和歌山県南紀のニュース/AGARA 紀伊民報

2024年12月23日(月)

語り継ぐ記憶(2)/左向 美智子(さこう みちこ)さん(86)/田辺市上芳養/ひもじさとの戦い

左向美智子さん
左向美智子さん
 田辺市上芳養の小学校に入学した1944(昭和19)年は戦争真っただ中。毎日のように空襲警報が鳴り、学校裏の山へ逃げ込んだ。「ビーン」という音を立てて米軍機がすぐ上空を飛んでいく。「今ならこんな山奥に爆弾なんて落とすはずないと思うけれど、当時はただ怖かった」と振り返る。

 戦時中も低学年は授業があったが、上級生は畑仕事や炭焼きに駆り出された。低学年も授業が終われば田んぼに直行。「働き盛りの男性は戦争に取られている。子どもも労働力だった」。山で薪を調達したり、米を足踏み式の臼で精米したり。草履を作るのも子どもの仕事。遊んでいた記憶はないという。

 せっかく作った米も軍に供出するため、手元にはほとんど残らない。「食べるのはサツマイモばかり。イモで育った。米は宝物。米を大切に思う気持ちは今も変わらない」と話す。

 たまに魚の配給があったが、一家にサンマ1匹。祖父と母の3人暮らしで、3等分して真ん中は祖父のもの。頭かしっぽを母と選んだ。「兄弟の多い家は5等分、6等分にして取り合いだったと聞く。うちはまだ平和だった」と笑う。

 終戦の知らせは、うれしかった。「勝ち負けなんてどうでもよくて、もう逃げなくていいし、夜電気をつけてもいい。安心して暮らせるとホッとした」

 ただ、戦後も生活は苦しかった。母を助け、畑仕事に打ち込む日々。ひもじいのは我慢できたが、友達の家に父親が帰ってくるのを見るとうらやましかった。
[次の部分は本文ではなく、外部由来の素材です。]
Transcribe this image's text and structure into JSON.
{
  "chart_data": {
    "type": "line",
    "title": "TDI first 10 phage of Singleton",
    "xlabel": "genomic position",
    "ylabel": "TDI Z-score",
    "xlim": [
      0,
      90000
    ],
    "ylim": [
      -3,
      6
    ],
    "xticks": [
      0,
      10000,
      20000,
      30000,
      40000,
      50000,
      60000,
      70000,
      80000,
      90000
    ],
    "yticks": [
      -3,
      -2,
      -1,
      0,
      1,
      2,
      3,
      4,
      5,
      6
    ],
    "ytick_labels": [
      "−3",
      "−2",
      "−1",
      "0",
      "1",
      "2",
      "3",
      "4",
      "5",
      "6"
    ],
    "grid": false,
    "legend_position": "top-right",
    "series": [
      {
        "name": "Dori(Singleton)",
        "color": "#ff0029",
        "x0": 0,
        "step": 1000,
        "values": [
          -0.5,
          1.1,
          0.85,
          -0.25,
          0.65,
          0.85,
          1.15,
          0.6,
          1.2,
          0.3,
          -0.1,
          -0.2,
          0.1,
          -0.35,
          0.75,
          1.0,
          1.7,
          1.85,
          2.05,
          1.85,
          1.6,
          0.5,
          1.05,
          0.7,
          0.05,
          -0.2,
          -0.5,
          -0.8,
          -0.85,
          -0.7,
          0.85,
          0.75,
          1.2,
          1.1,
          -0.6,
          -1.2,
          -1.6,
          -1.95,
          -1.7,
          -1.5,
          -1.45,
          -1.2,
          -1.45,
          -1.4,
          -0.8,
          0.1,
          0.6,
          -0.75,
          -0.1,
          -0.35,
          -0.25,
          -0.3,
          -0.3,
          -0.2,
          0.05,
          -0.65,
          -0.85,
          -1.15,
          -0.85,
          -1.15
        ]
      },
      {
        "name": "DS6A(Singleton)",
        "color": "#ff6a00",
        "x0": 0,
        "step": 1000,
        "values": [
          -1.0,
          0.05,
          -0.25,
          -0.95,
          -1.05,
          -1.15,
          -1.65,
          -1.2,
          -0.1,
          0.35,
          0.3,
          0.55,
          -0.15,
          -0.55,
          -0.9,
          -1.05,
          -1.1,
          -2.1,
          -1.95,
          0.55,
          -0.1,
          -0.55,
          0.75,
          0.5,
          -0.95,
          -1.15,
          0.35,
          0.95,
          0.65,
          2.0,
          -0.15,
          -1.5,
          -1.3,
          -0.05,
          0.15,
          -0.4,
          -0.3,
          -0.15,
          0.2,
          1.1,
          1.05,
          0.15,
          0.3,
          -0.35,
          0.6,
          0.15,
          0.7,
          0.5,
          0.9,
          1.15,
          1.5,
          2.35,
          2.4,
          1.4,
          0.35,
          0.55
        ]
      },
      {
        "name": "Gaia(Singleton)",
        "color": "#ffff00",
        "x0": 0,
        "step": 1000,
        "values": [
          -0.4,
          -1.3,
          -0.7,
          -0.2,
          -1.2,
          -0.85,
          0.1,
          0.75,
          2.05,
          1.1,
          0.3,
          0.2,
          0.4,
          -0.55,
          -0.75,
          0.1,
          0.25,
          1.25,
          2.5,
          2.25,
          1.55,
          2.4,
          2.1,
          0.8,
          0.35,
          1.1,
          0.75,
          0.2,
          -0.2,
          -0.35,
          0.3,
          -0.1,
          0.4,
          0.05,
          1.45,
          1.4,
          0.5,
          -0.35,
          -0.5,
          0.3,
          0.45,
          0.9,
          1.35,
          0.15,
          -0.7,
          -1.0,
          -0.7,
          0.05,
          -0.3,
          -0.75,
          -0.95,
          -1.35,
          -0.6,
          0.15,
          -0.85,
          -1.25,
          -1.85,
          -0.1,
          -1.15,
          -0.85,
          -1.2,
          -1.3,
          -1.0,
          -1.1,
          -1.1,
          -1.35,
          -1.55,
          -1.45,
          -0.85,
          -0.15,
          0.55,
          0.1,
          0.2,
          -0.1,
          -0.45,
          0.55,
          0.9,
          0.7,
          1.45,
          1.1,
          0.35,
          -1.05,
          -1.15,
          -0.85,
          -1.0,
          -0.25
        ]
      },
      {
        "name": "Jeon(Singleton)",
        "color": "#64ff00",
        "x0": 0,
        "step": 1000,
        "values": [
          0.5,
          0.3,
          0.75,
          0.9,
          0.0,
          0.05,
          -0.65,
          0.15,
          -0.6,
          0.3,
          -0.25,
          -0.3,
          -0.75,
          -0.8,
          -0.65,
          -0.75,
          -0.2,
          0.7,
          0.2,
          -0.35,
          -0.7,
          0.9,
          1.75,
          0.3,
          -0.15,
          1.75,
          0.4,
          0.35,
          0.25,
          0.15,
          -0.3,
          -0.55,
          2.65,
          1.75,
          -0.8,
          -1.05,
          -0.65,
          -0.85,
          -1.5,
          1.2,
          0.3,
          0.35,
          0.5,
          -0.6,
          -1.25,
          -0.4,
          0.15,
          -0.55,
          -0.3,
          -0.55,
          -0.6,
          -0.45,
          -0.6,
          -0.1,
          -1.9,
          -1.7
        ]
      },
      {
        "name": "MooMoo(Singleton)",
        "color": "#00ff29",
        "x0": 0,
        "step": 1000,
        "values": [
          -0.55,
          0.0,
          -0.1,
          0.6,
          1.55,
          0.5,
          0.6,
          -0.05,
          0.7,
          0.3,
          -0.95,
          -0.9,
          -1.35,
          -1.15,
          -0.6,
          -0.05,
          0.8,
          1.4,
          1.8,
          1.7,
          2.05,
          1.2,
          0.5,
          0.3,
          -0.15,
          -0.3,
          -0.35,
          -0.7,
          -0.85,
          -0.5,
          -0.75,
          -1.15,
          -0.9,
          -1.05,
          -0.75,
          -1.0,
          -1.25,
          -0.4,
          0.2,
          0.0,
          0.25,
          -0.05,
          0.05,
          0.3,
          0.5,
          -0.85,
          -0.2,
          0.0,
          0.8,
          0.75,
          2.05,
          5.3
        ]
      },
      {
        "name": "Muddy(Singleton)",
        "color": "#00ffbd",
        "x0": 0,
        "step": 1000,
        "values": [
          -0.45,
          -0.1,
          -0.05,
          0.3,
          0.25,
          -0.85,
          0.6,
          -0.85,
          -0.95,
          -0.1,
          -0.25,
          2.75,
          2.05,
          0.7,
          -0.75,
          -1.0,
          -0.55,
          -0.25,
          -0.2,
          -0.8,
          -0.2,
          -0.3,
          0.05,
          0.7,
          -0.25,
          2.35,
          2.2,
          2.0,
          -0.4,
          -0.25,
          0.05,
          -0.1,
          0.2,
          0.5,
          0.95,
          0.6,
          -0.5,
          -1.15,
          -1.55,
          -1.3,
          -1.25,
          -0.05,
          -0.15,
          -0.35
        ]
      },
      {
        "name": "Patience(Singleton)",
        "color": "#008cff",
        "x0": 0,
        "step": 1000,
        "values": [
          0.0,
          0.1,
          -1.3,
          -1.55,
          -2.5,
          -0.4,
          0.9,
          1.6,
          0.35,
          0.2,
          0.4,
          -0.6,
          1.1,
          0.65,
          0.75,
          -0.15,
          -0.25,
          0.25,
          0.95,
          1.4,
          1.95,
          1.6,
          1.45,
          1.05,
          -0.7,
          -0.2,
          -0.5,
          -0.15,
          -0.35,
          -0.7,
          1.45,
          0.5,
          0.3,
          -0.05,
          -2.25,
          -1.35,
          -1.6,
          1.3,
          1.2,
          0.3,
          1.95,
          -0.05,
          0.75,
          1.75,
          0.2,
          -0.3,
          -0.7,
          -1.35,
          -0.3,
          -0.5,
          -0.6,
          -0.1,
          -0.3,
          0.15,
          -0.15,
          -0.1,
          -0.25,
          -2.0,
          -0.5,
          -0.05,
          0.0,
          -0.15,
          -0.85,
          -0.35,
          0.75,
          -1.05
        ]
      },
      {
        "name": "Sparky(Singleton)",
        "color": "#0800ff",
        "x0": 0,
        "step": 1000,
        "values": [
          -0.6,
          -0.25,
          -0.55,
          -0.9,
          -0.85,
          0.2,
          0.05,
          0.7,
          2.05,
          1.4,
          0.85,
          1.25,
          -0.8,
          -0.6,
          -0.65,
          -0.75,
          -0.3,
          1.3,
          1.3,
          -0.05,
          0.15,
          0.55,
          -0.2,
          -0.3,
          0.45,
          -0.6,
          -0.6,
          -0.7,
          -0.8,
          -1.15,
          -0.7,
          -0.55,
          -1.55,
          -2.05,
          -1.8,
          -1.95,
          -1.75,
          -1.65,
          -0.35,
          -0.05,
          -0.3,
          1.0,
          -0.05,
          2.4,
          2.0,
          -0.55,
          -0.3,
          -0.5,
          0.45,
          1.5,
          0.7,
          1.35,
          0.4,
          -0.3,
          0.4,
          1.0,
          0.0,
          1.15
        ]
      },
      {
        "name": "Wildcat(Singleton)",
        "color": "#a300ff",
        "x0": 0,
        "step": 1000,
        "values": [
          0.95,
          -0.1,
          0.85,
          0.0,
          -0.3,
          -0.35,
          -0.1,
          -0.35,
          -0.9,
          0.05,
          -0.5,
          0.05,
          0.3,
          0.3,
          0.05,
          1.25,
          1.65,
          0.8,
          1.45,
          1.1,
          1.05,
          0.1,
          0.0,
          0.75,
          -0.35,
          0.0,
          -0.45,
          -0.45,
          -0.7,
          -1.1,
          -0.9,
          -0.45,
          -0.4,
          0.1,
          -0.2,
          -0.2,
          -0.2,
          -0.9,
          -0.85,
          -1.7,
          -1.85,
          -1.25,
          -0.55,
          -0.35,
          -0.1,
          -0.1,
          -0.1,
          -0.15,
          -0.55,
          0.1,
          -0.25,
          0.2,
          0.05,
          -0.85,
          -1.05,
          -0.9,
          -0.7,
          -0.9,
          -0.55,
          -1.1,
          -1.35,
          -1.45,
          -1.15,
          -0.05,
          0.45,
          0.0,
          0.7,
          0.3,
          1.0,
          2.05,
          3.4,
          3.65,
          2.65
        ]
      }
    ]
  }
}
父は39(昭和14)年に満州で亡くなっていた。顔も知らない。戦争がなければと思いが募った。

 シベリアに抑留されていた人たちも帰還してきた。ほとんどが過酷な体験ばかりだったが、怖いだけと思っていたロシア兵にも親切な人がいて、日本人を助けてくれたという話が意外で印象に残った。ロシアとウクライナの戦争のニュースが流れるたび、胸が痛む。

 畑仕事は今も続けている。「産直店に出して、売れるとうれしい。昔は嫌々だったけど、今は生きがい」と笑顔を見せた。